We found that the influence of chronic headache on MCS and RCS, and not on PCS, whereas of musculoskeletal pain had a significant influence on PCS and MCS. Taken together with our identification of significant difference in PCS and MCS, but not in RCS between age categories, it seems that RCS is independent and distinct from either PCS or MCS in Japan.

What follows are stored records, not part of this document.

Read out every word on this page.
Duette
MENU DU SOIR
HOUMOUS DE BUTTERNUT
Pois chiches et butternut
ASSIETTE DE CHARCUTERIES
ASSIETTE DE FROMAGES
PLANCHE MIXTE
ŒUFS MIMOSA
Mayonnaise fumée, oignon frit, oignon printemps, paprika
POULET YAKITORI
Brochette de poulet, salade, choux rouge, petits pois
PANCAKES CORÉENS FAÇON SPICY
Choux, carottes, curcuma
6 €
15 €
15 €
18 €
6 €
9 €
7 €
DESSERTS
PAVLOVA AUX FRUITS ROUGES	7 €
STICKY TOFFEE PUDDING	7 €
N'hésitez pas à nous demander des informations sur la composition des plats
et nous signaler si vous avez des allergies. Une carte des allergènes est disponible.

It is noteworthy that our study demonstrated a relationship between chronic headache and RCS, because this has not been reported previously. Sakai et al. examined chronic tension headache and showed impairment of daily activities in 40.5% by this type of headache [33] . Bigal et al. reported that the impact of chronic headache is significantly greater than that of migraine, e.g. with regard to missing work and reducing productivity [11] [12] . In addition, Wang found lower SF-36 scores than normal in outpatients with headache and a lower score in those with chronic headache rather than migraine [34] . However, the influence of pain at other sites on HRQoL was not considered in previous studies. Holroyd et al. demonstrated that HRQoL scores were lower in chronic tension headache than in healthy controls, along with lower scores for back pain and arthritis [35] . In addition to our finding of a lower HRQoL in the present study population with chronic headache, we analyzed the effect of chronic headache after adjusting for pain at other sites which may have an impact on HRQoL. Therefore, our finding of a relationship between headache and RCS, which is supported by the above methods of analysis, provides convincing evidence for involvement of chronic headache in HRQoL (probably a different etiology from that at the other sites).
5. Conclusion
In conclusion, we demonstrated a relationship between RCS and chronic headache, but no relationships between RCS and musculoskeletal pain, while there was relationship between musculoskeletal pain and PCS or MCS. It suggested that RCS was independent component distinct from PCS and MCS in Japan. These results also suggested the influence of headache on HRQoL, probably because it had a different etiology from pain at other sites.
Acknowledgements
This study was supported by a Health Labour Sciences Research Grant for “Study on elucidation of the actual situation of intractable pain and development of countermeasures” (Principal Researcher: Takahiro Ushida, 2011-2012) and the fund for Priority Research Systems from Kanazawa University (No. 22,608) 2011-2012.
Limitations
There were some limitations of the present study. For example, it was a cross-sectional study with no clinical assessment. Causation cannot be inferred from a cross-sectional study, and prospective studies are needed to confirm causation. Also, we could not identify the etiology of pain, which would require objective investigations such as neurological examination or magnetic resonance imaging. Despite these limitations, we believe this study provides some useful insights for medical and public health practitioners because of the systematic method and high return rate of questionnaires.